Колизей призван подавлять своим величием. И он с успехом это делает со всеми, кроме меня. Меня, выросшего в советскую эпоху с ее гигантоманией, так просто не подавишь. Видывали мы еще и не такие дворцы съездов. А то, что там, в этом цирке, людей тиграми травили, так камни в том не виноваты. Камни – это архитектура, которая искусство. А если бы в Октябрьском дворце, бывшем пансионе благородных девиц, тоже бои устраивали – то что? Мы бы перестали туда ходить на гастроли известных артистов?
К слову о мастерском состаривании: там рядом с Колизеем стоял кран. И если возле другого объекта это значило бы, что его ремонтируют, то этот кран наверняка состаривал!

Не попал в Ватикан: тысячная очередь. Туристический голод в то утро был не вполне удовлетворен. Но я считаю, что искусство если и требует жертв, то скорее от творцов, а не от воспринимателей. Значит, не судьба, сказал я, а судьба будет встретиться с тем, что само придет в руки. И оно тут же пришло. Замок Святого Ангела – огромная крепость, удивительно целехонькая. Чтобы глянуть на журналистское удостоверение, служителю понадобилось полсекунды – и я получил билеты за так, сэкономив 10 евро. Массивный замок побывал тюрьмой, откуда в свое время сбежал, между прочим, знаменитый художник и скульптор Бенвенуто Челлини. На самом верху крепости я понял: похоже, на месте дерзкого ваятеля я бы остался. Очень высоко! Зато весь Рим на ладони.
В общем, туристический голод получил на обед полноценное блюдо. А на ужин тур-обжорству решено было скормить уже не какие-то конкретные точки, где происходило то-то и то-то, а блаженные шатательные прогулки. Это было в районе Трастевере, где уютно и спокойно, ну практически пасторально. Людей немного, они неспешны и ленивы, и кажется, даже не очень громко общаются и не так далеко машут при этом руками. Вообще тихий итальянец – это оксюморон, он видимо или болен, или в депрессии. Но я видел в трамвае очень хорошо выглядящую пожилую сеньору, которая объяснила, где выходить, почему-то шепотом.
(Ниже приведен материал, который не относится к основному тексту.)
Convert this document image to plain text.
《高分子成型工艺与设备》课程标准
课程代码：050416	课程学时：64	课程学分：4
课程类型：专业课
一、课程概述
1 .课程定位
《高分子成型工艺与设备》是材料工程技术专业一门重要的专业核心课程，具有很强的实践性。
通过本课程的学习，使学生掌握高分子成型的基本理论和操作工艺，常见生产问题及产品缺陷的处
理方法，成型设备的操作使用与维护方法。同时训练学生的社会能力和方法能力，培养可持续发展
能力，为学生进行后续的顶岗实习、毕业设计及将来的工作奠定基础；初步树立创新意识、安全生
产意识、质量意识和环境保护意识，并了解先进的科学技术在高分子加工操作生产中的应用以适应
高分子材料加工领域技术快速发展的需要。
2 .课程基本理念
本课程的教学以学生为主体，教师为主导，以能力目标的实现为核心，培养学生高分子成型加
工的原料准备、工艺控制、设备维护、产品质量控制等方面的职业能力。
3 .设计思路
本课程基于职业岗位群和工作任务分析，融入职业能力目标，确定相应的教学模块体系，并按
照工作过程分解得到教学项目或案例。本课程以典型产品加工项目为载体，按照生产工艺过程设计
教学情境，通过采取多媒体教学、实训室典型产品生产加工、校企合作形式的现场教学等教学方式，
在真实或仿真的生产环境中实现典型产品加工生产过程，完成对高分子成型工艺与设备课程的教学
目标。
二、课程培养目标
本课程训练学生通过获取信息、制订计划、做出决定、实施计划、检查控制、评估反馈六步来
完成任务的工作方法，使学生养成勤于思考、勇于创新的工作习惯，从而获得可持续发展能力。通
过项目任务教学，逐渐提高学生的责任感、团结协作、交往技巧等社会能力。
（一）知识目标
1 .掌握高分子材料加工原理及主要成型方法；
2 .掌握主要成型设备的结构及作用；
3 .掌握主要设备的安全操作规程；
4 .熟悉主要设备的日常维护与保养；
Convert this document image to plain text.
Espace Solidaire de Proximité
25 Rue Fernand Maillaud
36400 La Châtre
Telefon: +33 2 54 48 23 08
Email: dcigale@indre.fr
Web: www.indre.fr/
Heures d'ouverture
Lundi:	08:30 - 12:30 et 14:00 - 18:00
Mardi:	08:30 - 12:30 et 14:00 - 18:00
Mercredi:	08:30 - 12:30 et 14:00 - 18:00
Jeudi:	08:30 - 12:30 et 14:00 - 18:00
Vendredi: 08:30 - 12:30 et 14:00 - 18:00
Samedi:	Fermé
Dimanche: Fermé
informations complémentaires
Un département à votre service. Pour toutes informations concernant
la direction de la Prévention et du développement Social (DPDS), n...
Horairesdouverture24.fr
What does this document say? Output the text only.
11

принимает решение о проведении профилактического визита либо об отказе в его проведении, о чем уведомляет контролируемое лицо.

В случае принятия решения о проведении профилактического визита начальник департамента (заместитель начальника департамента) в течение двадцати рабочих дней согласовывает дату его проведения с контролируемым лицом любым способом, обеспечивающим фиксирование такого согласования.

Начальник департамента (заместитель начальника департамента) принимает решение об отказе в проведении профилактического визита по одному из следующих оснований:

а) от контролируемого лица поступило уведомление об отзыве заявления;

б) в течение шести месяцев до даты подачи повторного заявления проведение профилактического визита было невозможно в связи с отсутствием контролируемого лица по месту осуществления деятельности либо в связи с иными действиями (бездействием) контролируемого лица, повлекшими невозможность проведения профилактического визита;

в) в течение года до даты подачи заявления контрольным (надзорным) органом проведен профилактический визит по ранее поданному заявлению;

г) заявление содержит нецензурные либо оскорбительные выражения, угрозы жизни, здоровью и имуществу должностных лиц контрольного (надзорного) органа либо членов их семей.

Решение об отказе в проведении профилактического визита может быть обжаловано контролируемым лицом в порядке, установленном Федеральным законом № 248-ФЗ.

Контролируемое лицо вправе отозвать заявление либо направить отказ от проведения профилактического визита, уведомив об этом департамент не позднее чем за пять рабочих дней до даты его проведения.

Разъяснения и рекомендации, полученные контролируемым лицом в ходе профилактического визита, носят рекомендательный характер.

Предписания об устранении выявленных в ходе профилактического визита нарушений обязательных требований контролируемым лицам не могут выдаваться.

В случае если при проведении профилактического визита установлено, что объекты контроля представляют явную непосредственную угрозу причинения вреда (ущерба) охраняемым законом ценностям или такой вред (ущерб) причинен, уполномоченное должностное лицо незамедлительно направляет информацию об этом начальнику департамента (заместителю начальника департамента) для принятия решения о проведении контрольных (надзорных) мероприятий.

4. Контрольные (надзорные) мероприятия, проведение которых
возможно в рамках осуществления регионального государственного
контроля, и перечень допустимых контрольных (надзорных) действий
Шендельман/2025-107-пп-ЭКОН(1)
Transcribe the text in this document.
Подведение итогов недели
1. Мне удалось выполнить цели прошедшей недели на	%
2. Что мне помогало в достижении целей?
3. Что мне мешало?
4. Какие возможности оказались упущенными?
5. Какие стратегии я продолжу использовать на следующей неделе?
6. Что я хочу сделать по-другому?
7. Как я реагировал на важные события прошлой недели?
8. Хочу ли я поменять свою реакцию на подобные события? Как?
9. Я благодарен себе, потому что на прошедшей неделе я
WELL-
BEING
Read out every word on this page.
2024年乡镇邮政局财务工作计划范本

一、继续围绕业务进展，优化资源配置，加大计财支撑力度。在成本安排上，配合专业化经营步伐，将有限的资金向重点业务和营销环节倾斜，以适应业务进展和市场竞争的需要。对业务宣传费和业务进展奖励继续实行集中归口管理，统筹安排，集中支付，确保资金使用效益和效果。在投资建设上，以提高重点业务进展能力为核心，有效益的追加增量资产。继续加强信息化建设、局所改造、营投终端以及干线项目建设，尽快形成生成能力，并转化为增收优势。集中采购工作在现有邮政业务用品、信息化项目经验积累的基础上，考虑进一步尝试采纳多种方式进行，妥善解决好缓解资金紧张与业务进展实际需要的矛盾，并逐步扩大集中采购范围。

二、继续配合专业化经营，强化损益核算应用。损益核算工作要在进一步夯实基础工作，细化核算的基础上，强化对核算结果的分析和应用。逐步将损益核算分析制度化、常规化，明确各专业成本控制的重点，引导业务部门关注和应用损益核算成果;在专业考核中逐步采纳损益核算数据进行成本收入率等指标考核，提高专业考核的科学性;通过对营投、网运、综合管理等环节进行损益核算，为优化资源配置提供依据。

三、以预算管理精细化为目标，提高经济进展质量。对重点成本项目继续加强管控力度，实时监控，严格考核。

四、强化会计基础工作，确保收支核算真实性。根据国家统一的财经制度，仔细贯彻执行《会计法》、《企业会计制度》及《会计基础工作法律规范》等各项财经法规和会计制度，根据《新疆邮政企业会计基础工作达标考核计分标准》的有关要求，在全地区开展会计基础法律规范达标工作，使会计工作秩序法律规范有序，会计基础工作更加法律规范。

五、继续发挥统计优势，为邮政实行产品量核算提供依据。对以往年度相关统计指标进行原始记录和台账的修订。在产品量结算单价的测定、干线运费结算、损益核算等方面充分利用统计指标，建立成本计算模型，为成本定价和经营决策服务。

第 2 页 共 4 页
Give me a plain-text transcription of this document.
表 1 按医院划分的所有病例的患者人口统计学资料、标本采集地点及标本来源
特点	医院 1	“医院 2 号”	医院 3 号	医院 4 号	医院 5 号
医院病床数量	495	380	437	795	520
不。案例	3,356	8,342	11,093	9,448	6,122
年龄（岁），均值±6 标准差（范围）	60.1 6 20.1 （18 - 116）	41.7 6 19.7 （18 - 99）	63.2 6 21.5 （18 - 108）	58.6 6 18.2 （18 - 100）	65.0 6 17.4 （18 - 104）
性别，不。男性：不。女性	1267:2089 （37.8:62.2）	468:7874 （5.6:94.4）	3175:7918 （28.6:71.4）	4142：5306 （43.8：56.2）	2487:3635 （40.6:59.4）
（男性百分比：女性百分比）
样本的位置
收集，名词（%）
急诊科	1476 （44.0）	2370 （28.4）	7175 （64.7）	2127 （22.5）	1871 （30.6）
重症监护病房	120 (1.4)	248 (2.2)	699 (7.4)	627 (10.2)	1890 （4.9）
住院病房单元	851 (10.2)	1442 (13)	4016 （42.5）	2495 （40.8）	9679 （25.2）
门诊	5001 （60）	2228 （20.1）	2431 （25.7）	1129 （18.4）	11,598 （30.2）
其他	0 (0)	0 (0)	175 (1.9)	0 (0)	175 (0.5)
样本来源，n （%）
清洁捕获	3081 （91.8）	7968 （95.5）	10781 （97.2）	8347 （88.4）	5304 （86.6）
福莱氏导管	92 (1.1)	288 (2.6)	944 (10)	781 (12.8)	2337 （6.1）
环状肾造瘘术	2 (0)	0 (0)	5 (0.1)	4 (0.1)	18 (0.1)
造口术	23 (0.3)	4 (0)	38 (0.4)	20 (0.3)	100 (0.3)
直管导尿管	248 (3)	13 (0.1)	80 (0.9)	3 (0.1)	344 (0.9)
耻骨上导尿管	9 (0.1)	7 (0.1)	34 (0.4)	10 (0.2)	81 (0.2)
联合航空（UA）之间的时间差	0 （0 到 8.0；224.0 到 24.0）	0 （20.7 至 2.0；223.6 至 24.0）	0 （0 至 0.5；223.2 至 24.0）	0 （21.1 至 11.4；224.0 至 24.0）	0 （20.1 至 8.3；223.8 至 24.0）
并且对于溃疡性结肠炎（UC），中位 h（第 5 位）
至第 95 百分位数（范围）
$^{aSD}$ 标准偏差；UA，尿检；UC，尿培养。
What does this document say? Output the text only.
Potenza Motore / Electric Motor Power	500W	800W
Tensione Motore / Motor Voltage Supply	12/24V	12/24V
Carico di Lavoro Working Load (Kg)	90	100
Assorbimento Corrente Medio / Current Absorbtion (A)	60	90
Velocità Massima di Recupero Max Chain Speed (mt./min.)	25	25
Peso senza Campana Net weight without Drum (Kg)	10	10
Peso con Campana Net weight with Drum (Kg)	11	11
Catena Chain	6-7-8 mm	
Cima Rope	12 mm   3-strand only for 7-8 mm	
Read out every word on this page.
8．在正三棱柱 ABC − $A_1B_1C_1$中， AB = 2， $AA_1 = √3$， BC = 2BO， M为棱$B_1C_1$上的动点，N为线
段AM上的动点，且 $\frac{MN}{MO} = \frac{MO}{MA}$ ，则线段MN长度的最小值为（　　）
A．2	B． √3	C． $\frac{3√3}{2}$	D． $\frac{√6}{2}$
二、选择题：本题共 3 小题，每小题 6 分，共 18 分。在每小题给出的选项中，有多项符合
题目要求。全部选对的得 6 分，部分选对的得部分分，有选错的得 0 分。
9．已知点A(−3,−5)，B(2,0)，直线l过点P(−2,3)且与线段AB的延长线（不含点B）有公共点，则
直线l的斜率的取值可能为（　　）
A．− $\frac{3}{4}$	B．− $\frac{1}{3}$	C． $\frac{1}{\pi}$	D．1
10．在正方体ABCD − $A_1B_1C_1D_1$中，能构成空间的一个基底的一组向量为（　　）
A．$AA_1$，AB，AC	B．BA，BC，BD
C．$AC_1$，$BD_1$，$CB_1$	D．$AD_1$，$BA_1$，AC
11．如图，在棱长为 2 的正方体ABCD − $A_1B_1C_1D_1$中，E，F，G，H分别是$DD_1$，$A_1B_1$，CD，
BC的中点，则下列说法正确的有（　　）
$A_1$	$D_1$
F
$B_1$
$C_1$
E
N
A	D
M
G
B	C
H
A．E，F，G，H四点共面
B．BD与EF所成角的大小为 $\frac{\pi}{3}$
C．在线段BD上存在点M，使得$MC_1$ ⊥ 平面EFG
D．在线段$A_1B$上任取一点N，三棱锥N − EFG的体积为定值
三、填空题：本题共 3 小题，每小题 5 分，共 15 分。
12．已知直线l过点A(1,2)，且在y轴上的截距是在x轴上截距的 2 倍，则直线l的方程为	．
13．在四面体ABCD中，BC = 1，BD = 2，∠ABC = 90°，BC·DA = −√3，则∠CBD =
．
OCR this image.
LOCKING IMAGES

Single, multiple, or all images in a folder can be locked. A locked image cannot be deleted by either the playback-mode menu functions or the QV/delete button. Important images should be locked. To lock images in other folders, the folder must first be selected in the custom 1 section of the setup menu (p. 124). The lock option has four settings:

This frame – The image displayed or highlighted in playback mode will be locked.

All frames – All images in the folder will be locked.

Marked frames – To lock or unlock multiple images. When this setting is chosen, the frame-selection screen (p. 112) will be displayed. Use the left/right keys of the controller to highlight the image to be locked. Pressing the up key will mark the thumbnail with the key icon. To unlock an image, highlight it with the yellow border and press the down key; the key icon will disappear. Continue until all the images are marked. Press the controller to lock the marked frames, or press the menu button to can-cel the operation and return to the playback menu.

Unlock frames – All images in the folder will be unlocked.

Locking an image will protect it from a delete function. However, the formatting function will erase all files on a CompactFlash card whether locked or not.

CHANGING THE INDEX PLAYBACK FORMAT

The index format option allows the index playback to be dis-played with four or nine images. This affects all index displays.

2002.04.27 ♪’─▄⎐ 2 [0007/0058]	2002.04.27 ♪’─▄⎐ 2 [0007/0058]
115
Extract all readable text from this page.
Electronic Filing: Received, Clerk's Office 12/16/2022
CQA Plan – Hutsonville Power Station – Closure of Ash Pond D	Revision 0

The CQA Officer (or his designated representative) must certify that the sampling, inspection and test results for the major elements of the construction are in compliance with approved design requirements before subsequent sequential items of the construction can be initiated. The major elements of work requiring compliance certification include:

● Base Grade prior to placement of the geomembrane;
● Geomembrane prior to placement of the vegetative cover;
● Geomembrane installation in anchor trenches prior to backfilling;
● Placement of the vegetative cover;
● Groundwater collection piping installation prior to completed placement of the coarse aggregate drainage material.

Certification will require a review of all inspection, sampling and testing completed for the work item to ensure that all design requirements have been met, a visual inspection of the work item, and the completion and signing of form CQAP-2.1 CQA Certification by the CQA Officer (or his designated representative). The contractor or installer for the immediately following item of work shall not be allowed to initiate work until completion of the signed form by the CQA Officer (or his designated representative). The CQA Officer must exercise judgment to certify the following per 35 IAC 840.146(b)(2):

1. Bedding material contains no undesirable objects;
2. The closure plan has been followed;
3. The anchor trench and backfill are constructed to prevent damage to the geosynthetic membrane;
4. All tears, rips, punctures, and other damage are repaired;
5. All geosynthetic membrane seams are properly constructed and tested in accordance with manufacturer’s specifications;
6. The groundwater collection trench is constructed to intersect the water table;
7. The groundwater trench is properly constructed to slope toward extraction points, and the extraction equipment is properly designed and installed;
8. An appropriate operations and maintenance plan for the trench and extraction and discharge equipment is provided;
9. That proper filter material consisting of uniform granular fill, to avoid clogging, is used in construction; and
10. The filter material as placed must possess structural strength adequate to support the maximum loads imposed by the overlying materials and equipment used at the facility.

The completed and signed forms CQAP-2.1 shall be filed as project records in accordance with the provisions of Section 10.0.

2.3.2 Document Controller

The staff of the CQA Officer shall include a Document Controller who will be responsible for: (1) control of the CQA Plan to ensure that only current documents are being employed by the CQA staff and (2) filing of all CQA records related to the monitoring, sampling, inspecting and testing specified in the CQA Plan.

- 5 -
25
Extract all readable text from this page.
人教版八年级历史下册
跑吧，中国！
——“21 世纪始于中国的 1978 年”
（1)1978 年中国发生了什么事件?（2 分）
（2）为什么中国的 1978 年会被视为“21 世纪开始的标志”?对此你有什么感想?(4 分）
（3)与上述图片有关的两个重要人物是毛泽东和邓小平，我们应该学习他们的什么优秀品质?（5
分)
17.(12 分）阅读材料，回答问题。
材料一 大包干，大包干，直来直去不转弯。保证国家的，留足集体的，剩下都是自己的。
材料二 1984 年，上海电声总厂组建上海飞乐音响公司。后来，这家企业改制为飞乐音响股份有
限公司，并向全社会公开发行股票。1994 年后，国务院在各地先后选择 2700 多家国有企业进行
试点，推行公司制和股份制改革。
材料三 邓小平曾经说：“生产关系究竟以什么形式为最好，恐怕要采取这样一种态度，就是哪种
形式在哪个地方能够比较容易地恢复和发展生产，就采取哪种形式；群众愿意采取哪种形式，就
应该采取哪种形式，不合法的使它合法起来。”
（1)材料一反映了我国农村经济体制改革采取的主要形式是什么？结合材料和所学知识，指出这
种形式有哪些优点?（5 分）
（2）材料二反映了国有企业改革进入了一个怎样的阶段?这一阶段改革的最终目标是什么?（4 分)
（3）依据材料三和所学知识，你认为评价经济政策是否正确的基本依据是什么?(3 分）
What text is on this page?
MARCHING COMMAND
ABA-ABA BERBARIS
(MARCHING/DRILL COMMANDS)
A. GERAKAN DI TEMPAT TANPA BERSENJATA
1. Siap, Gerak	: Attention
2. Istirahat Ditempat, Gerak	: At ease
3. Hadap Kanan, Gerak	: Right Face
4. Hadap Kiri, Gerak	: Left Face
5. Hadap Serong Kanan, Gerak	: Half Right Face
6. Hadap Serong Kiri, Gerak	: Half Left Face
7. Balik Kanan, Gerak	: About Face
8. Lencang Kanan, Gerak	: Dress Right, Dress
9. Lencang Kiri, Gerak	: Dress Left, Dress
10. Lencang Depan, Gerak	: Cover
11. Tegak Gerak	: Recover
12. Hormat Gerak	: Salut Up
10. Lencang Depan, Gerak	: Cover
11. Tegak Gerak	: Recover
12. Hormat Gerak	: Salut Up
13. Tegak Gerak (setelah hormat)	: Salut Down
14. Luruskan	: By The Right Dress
О римских знаменитых форумах. Зачем их столько было в античные времена? Для общения граждан. Ведь ни телеграфа, ни телефона, ни Интернета не было. А общаться-то охота! Вот они и понастроили форумов этих. Модераторов небось назначили, и давай общаться. Всем чмоке в этом чатике и все такое. Но не знали они, что от всяких чмоке кому попало до гибели империи – один шаг.
Видел гладиаторов, торговавших телом у Колизея. Потом их же наблюдал совершенно не к месту – у замка Св. Ангела. Не иначе, подземными ходами просачиваются по всему городу. И еще одно наблюдение: собачьи какашки тут лежат на тротуарах, ни в какие пакетики хозяева их не собирают. Думаю, это по той же причине, по какой запрещено изменять фасады зданий – чтобы история была максимально натуральной.

На Вилле Боргезе, которая собственно парк, аллея из статуй в парковой аллее. Комплектность у них разнообразная: кто целый, кто без головы, а кто без рук – зато в парке их очень много. Вот, значит, как понимали роскошь римские граждане. Так и я, пожалуй, захочу украсить ванную статуями, чтобы почувствовать себя патрицием. Статуи могут быть маленькими, поскольку патриций я тоже в общем некрупный. Там же
встретил цветущие, почти киевские каштаны, чуть не прослезился от умиления.
В солнечном парке было почти тихо, а вот в галерее современного искусства оказалось громче благодаря детским экскурсиям. Надо сказать, в Риме часто завывают сирены – все скорые и полиции без них не передвигаются, воют громко, даже душераздирающе. Так вот: слабо они звучат по сравнению с детишками.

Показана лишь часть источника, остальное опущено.